Pienso en otros mapas secretos, en esa incomodidad que provoca, por ejemplo, la lectura de las décimas autobiográficas de Violeta Parra o el “Poema de Chile” de Gabriela Mistral, donde una mujer fantasma baja por el mapa tratando de encontrarse en la geografía imaginaria de un país que recuerda de memoria. El trabajo fotográfico de Errázuriz está hecho de esos mismos materiales y dialoga con ellos en su nitidez intolerable, pues todos son el retrato de una intimidad a la que cuesta mirar. Es la precariedad de los cuentos que los chilenos se narran sobre sí mismos: la fotografía acá no es un arte forense, es la constatación de lo que está vivo, de una mirada que ilumina un mundo habitado por quienes han sido expulsados de la historia, desposeídos hasta de su propia narración.

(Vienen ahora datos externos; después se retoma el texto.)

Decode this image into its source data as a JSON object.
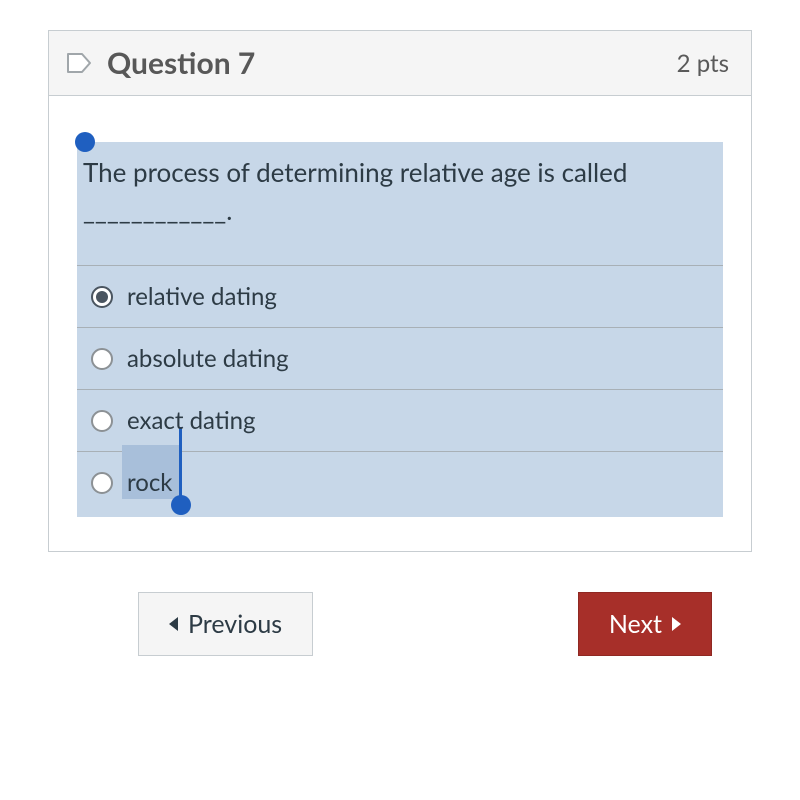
{
  "header": {
    "title": "Question 7",
    "points": "2 pts"
  },
  "question": {
    "text": "The process of determining relative age is called ____________."
  },
  "options": [
    {
      "label": "relative dating",
      "selected": true
    },
    {
      "label": "absolute dating",
      "selected": false
    },
    {
      "label": "exact dating",
      "selected": false
    },
    {
      "label": "rock",
      "selected": false
    }
  ],
  "nav": {
    "prev": "Previous",
    "next": "Next"
  }
}
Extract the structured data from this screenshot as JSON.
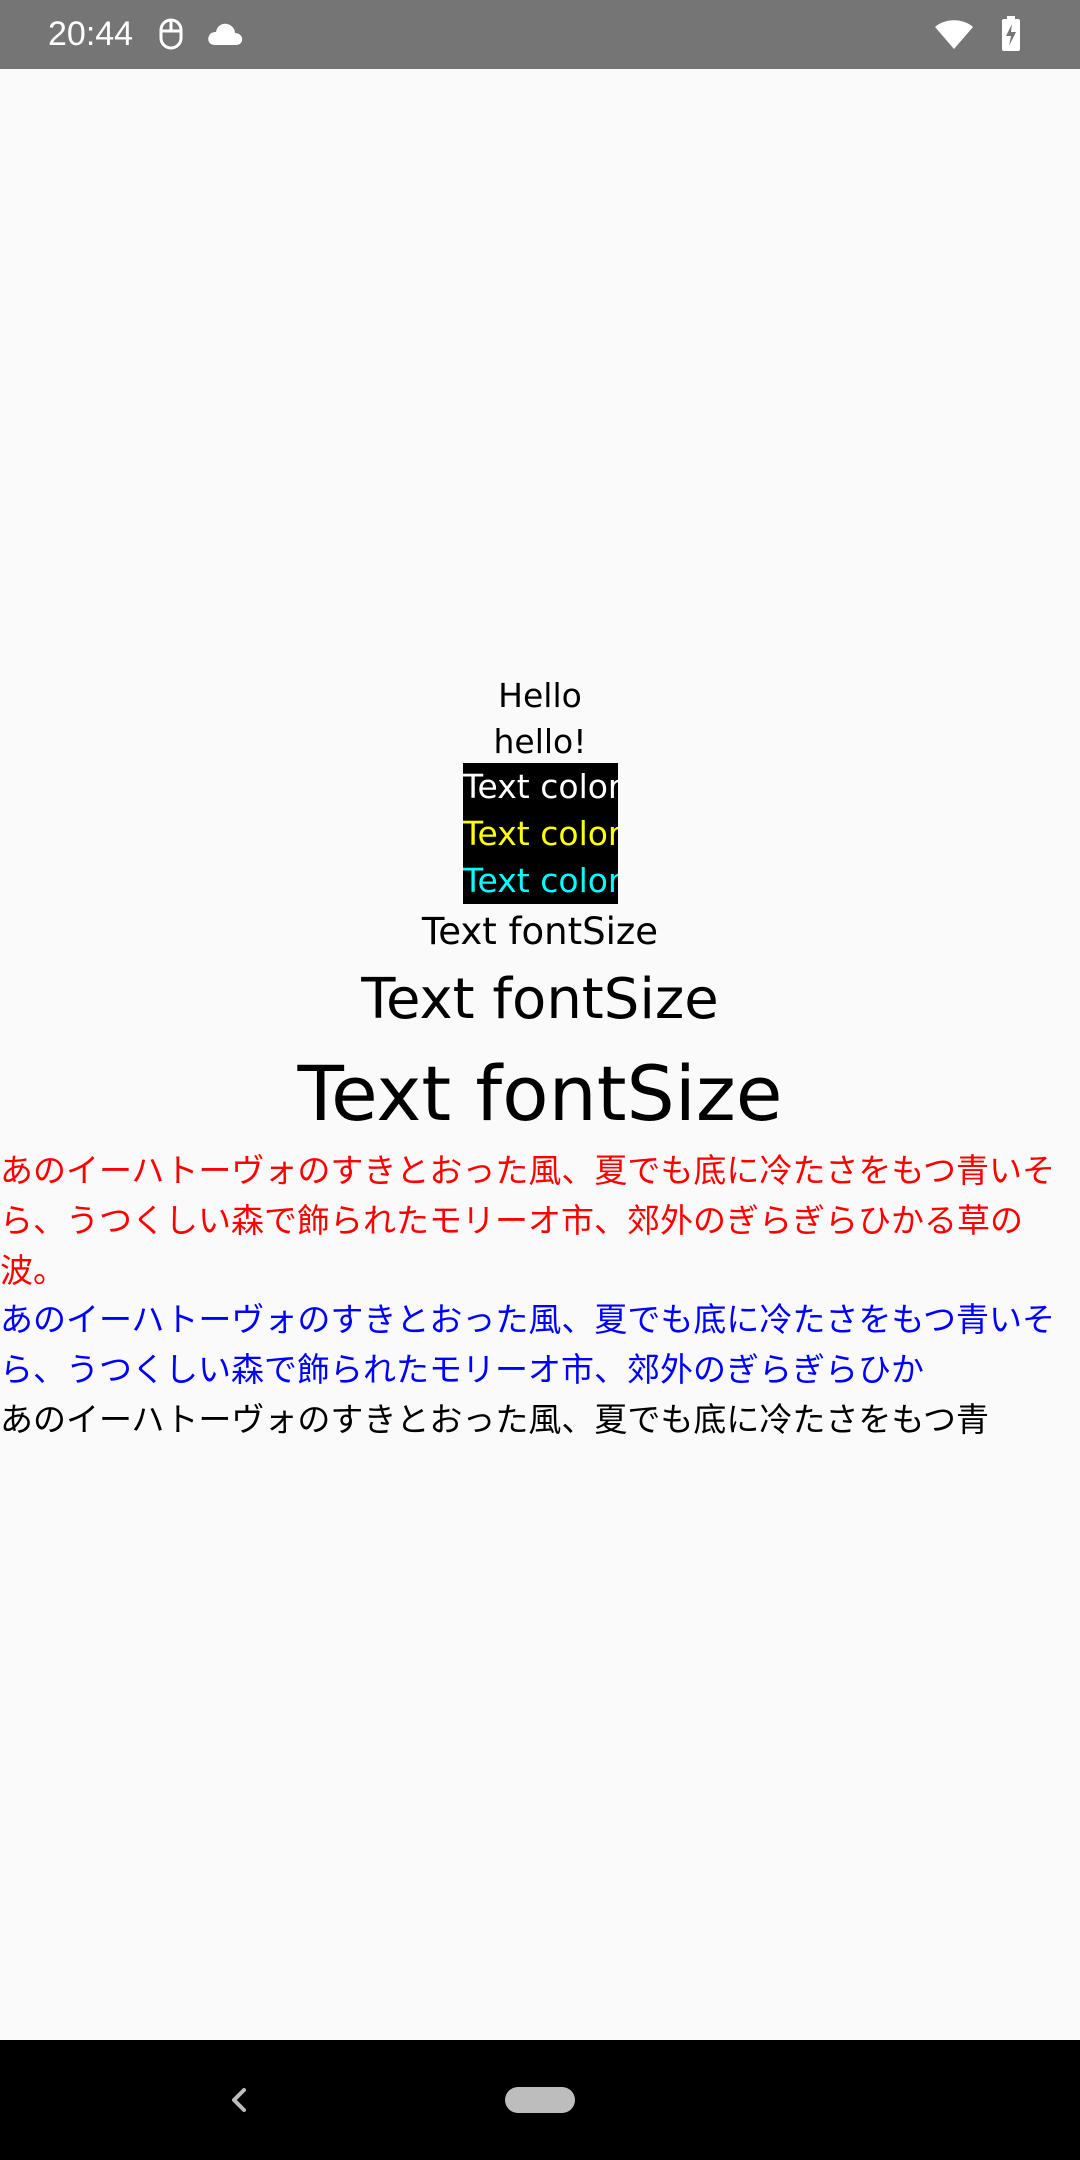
{
  "status_bar": {
    "time": "20:44",
    "left_icons": [
      "mouse-icon",
      "cloud-icon"
    ],
    "right_icons": [
      "wifi-icon",
      "battery-charging-icon"
    ]
  },
  "texts": {
    "hello": "Hello",
    "hello2": "hello!",
    "color_white": "Text color",
    "color_yellow": "Text color",
    "color_cyan": "Text color",
    "fontsize_small": "Text fontSize",
    "fontsize_medium": "Text fontSize",
    "fontsize_large": "Text fontSize",
    "jp_red": "あのイーハトーヴォのすきとおった風、夏でも底に冷たさをもつ青いそら、うつくしい森で飾られたモリーオ市、郊外のぎらぎらひかる草の波。",
    "jp_blue": "あのイーハトーヴォのすきとおった風、夏でも底に冷たさをもつ青いそら、うつくしい森で飾られたモリーオ市、郊外のぎらぎらひか",
    "jp_black": "あのイーハトーヴォのすきとおった風、夏でも底に冷たさをもつ青"
  },
  "colors": {
    "status_bar": "#757575",
    "background": "#fafafa",
    "red": "#ff0000",
    "blue": "#0000ff",
    "yellow": "#ffff00",
    "cyan": "#00ffff"
  },
  "nav_bar": {
    "back": "back-icon",
    "home": "home-pill"
  }
}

De este modo, lo real se exhibe sin disimulo en la melancolía de lo explícito. Ahora mismo, miro una foto de Paz. Se llama “La momia y su hijo”. Es de 1987, de una serie llamada “Luchadores”. En ella aparecen un hombre y un niño disfrazados. El niño está sentado en una mesa llena de máscaras. Ambos, el padre y el hijo, miran a la cámara. El disfraz del padre está arrugado, parece una camisa de fuerza, y el rostro parece desencajado, fuera de lugar bajo la piel plástica de la máscara. Errázuriz exhibe así una foto de familia mientras se pregunta con ellos, con ese padre e hijo sin cara (su cara es la máscara) cuáles son los contornos de su belleza y cuáles son los lazos que los atan mientras posan antes o después de la batalla, ambos fantasmas y héroes secretos, ambos habitantes de ese país peligroso que constituye su obra, ese país que es un espejo de lo que no queremos mirar porque, justamente, nos da miedo encontrarnos capturados ahí, de cuerpo entero.